西郷がいまだに多くの日本人から敬愛されているのは、この無私の精神のためではないか。彼ほど己を没却して公のために尽くしたものはかつていなかったし、また彼以上に他人の前で謙虚だった人もいなかったのではないか。その謙虚さは、次のような逸話からもうかがえる。西郷が二度目の追放処分を受けて徳の島に流されたとき、島の老婆から次のように言われた。「二度も三度も遠島せらるるを聞きし例なし。貴方は二度の遠島と聞く。さても怠惰者かな、篤と改心して、一日も早く赦免せらるる様にせよ」。

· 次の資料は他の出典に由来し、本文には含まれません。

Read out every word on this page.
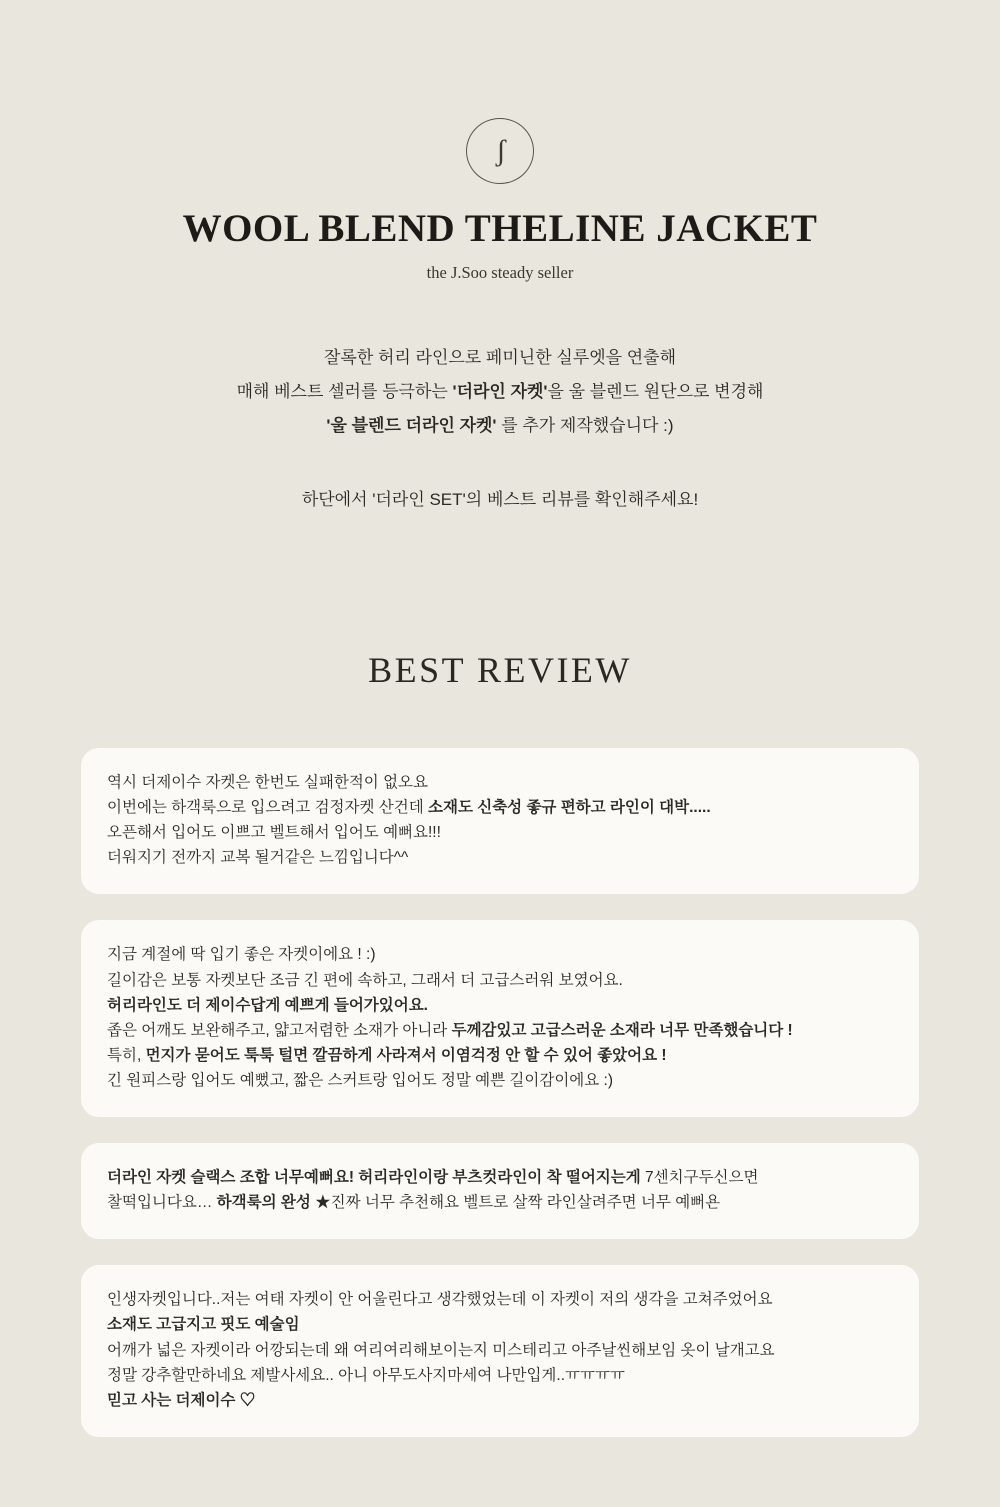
ʃ
WOOL BLEND THELINE JACKET
the J.Soo steady seller
잘록한 허리 라인으로 페미닌한 실루엣을 연출해
매해 베스트 셀러를 등극하는 '더라인 자켓'을 울 블렌드 원단으로 변경해
'울 블렌드 더라인 자켓' 를 추가 제작했습니다 :)
하단에서 '더라인 SET'의 베스트 리뷰를 확인해주세요!
BEST REVIEW
역시 더제이수 자켓은 한번도 실패한적이 없오요
이번에는 하객룩으로 입으려고 검정자켓 산건데 소재도 신축성 좋규 편하고 라인이 대박.....
오픈해서 입어도 이쁘고 벨트해서 입어도 예뻐요!!!
더워지기 전까지 교복 될거같은 느낌입니다^^
지금 계절에 딱 입기 좋은 자켓이에요 ! :)
길이감은 보통 자켓보단 조금 긴 편에 속하고, 그래서 더 고급스러워 보였어요.
허리라인도 더 제이수답게 예쁘게 들어가있어요.
좁은 어깨도 보완해주고, 얇고저렴한 소재가 아니라 두께감있고 고급스러운 소재라 너무 만족했습니다 !
특히, 먼지가 묻어도 툭툭 털면 깔끔하게 사라져서 이염걱정 안 할 수 있어 좋았어요 !
긴 원피스랑 입어도 예뻤고, 짧은 스커트랑 입어도 정말 예쁜 길이감이에요 :)
더라인 자켓 슬랙스 조합 너무예뻐요! 허리라인이랑 부츠컷라인이 착 떨어지는게 7센치구두신으면
찰떡입니다요… 하객룩의 완성 ★진짜 너무 추천해요 벨트로 살짝 라인살려주면 너무 예뻐욘
인생자켓입니다..저는 여태 자켓이 안 어울린다고 생각했었는데 이 자켓이 저의 생각을 고쳐주었어요
소재도 고급지고 핏도 예술임
어깨가 넓은 자켓이라 어깡되는데 왜 여리여리해보이는지 미스테리고 아주날씬해보임 옷이 날개고요
정말 강추할만하네요 제발사세요.. 아니 아무도사지마세여 나만입게..ㅠㅠㅠㅠ
믿고 사는 더제이수 ♡
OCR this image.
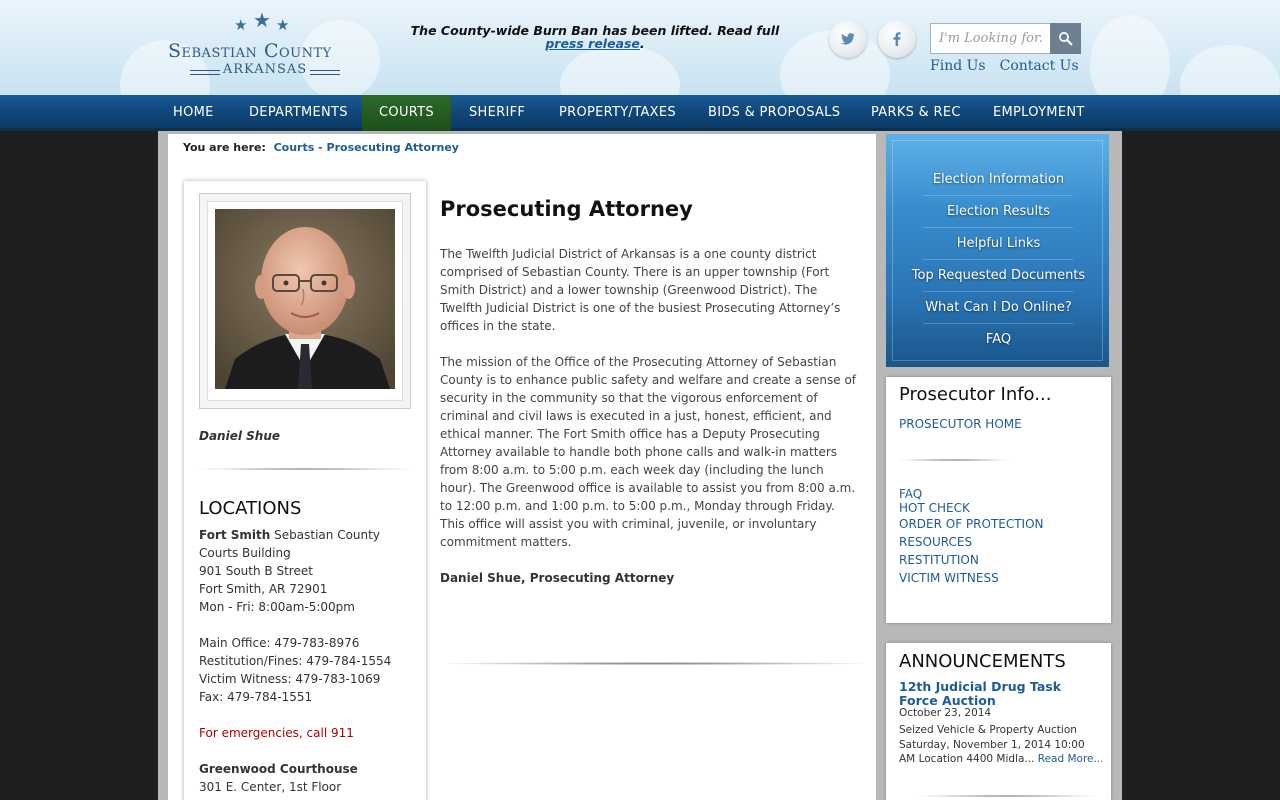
★ ★ ★
Sebastian County
ARKANSAS
The County-wide Burn Ban has been lifted. Read full press release.
I'm Looking for...
Find Us Contact Us
HOME	DEPARTMENTS	COURTS	SHERIFF	PROPERTY/TAXES	BIDS & PROPOSALS	PARKS & REC	EMPLOYMENT
You are here: Courts - Prosecuting Attorney
Daniel Shue
LOCATIONS
Fort Smith Sebastian County Courts Building
901 South B Street
Fort Smith, AR 72901
Mon - Fri: 8:00am-5:00pm
Main Office: 479-783-8976
Restitution/Fines: 479-784-1554
Victim Witness: 479-783-1069
Fax: 479-784-1551
For emergencies, call 911
Greenwood Courthouse
301 E. Center, 1st Floor
Prosecuting Attorney

The Twelfth Judicial District of Arkansas is a one county district comprised of Sebastian County. There is an upper township (Fort Smith District) and a lower township (Greenwood District). The Twelfth Judicial District is one of the busiest Prosecuting Attorney’s offices in the state.

The mission of the Office of the Prosecuting Attorney of Sebastian County is to enhance public safety and welfare and create a sense of security in the community so that the vigorous enforcement of criminal and civil laws is executed in a just, honest, efficient, and ethical manner. The Fort Smith office has a Deputy Prosecuting Attorney available to handle both phone calls and walk-in matters from 8:00 a.m. to 5:00 p.m. each week day (including the lunch hour). The Greenwood office is available to assist you from 8:00 a.m. to 12:00 p.m. and 1:00 p.m. to 5:00 p.m., Monday through Friday. This office will assist you with criminal, juvenile, or involuntary commitment matters.

Daniel Shue, Prosecuting Attorney

Election Information
Election Results
Helpful Links
Top Requested Documents
What Can I Do Online?
FAQ
Prosecutor Info...
PROSECUTOR HOME
FAQ
HOT CHECK
ORDER OF PROTECTION
RESOURCES
RESTITUTION
VICTIM WITNESS
ANNOUNCEMENTS
12th Judicial Drug Task Force Auction
October 23, 2014
Seized Vehicle & Property Auction Saturday, November 1, 2014 10:00 AM Location 4400 Midla... Read More...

この老婆の言葉に西郷は、「顔を赤らめ其好意を謝した」ということである。こんな逸話にも、西郷の謙虚な性格が現われていると言えよう。

日本を憂え、維新を領導した西郷は、日本の独立に深い思いを抱いていた。その思いは次のような言葉からもうかがわれる。「正道を踏み国を以て斃るるの精神無くば、外国交際は全かる可からず。彼の強大に委縮し、円滑を主として、曲げて彼の意に順従する時は、侮蔑を招き、好親却て破れ、終に彼の制を受るに至らん」。

西郷が今の日本の為政者たちのしていることを見ればどのように思うか。それはともかく、西郷はまた詩をよくした。「遺編」は西郷の詩を収めたものだが、その中で最も興味深いのは、僧月照の十三回忌に月照をしのんで詠んだ七言絶句である。曰く、
  相約投淵無後先 豈図波上再生縁 回頭十有余年夢 空隔幽明哭墓前
西郷は月照と一緒に死のうとして自分だけ生き残ってしまったことを、生涯悔やんでいたのである。